Although SATAN mainly automated discovery of well-known flaws discussed in Farmer and Venema’s earlier paper “Improving the security of your site by breaking into it”, the release of SATAN set off a media firestorm.
SATAN was made freely available for download, and according to a 1996 PC Magazine article, this caused national security concerns at the US Department of Justice, and the Department applied pressure against Silicon Graphics where Farmer worked*. Farmer and Venema refused to restrict access to SATAN, and Farmer parted ways with Silicon Graphics over the issue.
Before the release of the tool, collecting vulnerability information from a collection of computers involved painstakingly logging in and checking each system’s configuration. With SATAN, it now took only minutes for a defender to find the holes that needed to be plugged.
Today, defenders use scanners to identify visible vulnerabilities on their internal and external networks. And we use vulnerability scanning to ensure we deploy vulnerability-free systems. The benefits from defensive use of vulnerability scanners far outweighs the downsides of malicious actors having access to these scanners.
Defensive use of offensive capabilities
Offensive use of GenAI capabilities might look as follows: “You are targeting MyCompany.com.
Perform reconnaissance of MyCompany.com using publicly available data about its Internet and public cloud footprint, technologies and users.

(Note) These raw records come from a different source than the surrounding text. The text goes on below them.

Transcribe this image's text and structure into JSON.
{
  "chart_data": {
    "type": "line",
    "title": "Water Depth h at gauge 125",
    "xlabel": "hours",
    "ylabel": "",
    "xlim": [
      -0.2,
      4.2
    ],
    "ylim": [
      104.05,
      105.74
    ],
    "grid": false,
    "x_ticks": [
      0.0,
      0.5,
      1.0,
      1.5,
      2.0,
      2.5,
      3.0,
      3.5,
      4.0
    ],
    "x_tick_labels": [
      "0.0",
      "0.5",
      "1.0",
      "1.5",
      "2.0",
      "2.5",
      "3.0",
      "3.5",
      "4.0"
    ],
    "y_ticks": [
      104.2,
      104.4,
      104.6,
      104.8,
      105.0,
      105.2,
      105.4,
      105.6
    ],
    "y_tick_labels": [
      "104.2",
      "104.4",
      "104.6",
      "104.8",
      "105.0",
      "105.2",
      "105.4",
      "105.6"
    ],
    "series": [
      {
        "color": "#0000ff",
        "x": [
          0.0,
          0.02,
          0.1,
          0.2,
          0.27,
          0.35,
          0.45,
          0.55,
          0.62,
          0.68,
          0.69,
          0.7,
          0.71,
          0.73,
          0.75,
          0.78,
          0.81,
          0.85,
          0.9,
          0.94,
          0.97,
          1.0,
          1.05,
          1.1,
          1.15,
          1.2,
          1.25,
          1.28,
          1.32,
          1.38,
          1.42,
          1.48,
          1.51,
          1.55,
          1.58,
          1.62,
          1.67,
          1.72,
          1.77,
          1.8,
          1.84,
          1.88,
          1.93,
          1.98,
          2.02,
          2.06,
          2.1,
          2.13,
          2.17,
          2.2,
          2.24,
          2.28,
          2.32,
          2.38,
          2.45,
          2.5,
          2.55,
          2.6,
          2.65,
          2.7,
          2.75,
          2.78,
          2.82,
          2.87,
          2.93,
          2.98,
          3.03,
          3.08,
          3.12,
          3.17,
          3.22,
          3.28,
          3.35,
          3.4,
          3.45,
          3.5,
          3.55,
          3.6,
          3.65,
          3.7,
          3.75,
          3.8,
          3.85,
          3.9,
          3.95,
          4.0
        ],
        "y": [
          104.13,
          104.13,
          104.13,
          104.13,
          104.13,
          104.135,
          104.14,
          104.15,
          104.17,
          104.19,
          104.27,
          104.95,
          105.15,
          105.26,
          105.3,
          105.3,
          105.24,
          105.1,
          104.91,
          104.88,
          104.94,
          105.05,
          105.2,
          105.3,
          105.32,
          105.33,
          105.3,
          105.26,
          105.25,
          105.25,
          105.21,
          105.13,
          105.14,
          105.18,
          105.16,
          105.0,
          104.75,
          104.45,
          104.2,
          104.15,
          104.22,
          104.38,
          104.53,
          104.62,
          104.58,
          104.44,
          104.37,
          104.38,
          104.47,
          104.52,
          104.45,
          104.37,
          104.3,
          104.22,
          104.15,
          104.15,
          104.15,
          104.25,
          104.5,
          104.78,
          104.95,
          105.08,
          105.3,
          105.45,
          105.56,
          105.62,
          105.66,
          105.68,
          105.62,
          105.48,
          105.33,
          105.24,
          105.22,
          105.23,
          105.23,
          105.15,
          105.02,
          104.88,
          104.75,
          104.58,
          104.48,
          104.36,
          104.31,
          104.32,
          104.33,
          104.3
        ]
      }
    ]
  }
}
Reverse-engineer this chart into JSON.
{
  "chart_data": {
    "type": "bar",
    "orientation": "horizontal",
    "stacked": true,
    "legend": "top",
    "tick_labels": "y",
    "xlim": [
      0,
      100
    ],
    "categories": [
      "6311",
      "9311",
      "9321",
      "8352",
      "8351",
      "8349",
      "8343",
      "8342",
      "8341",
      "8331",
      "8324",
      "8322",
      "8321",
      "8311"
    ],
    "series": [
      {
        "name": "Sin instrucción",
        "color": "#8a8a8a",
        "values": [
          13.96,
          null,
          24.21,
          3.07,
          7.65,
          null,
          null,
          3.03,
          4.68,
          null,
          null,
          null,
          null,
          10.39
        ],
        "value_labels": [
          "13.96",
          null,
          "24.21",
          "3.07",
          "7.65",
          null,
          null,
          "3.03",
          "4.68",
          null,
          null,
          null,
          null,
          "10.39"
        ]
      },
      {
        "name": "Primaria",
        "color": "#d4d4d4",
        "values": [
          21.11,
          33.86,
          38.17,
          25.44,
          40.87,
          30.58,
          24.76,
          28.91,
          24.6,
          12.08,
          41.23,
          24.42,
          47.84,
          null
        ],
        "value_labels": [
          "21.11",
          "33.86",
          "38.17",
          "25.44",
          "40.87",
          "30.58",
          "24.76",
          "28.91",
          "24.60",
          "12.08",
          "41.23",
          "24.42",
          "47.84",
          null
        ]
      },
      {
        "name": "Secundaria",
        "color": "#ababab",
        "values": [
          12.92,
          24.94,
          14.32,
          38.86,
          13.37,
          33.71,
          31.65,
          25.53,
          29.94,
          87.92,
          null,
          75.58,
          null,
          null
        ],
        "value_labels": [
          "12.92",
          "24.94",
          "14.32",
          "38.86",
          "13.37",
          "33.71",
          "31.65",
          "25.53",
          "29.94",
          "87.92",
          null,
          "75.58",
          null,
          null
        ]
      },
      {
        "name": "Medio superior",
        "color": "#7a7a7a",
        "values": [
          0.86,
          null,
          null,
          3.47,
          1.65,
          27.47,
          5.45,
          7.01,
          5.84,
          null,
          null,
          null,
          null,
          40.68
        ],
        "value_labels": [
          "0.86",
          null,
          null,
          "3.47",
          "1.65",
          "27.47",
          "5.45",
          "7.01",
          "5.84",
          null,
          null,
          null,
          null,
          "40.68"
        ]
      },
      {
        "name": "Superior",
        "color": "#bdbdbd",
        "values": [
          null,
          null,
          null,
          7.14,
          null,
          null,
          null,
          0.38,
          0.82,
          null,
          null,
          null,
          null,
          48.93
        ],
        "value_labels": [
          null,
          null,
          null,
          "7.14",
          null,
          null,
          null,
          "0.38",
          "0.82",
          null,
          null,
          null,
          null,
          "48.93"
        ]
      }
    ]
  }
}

Use the output to identify vulnerabilities (OS, application, configuration errors, trust relationships, exposed credentials; weak users).
Locate, build and test exploits for each.
These are the same actions a defender would take to identify exploitable vulnerabilities, and restricting them by limiting model output necessarily restricts the defender.
Unfortunately, the Administration’s recent Executive Order on AI includes “enabling powerful offensive cyber operations through automated vulnerability discovery and exploitation against a wide range of potential targets of cyber attacks” among capabilities that pose “serious risk”.
This is only true if attackers are the only ones with the capabilities. Make them available to everyone and the risk dissipates, because defenders will be able to find and fix their own problems.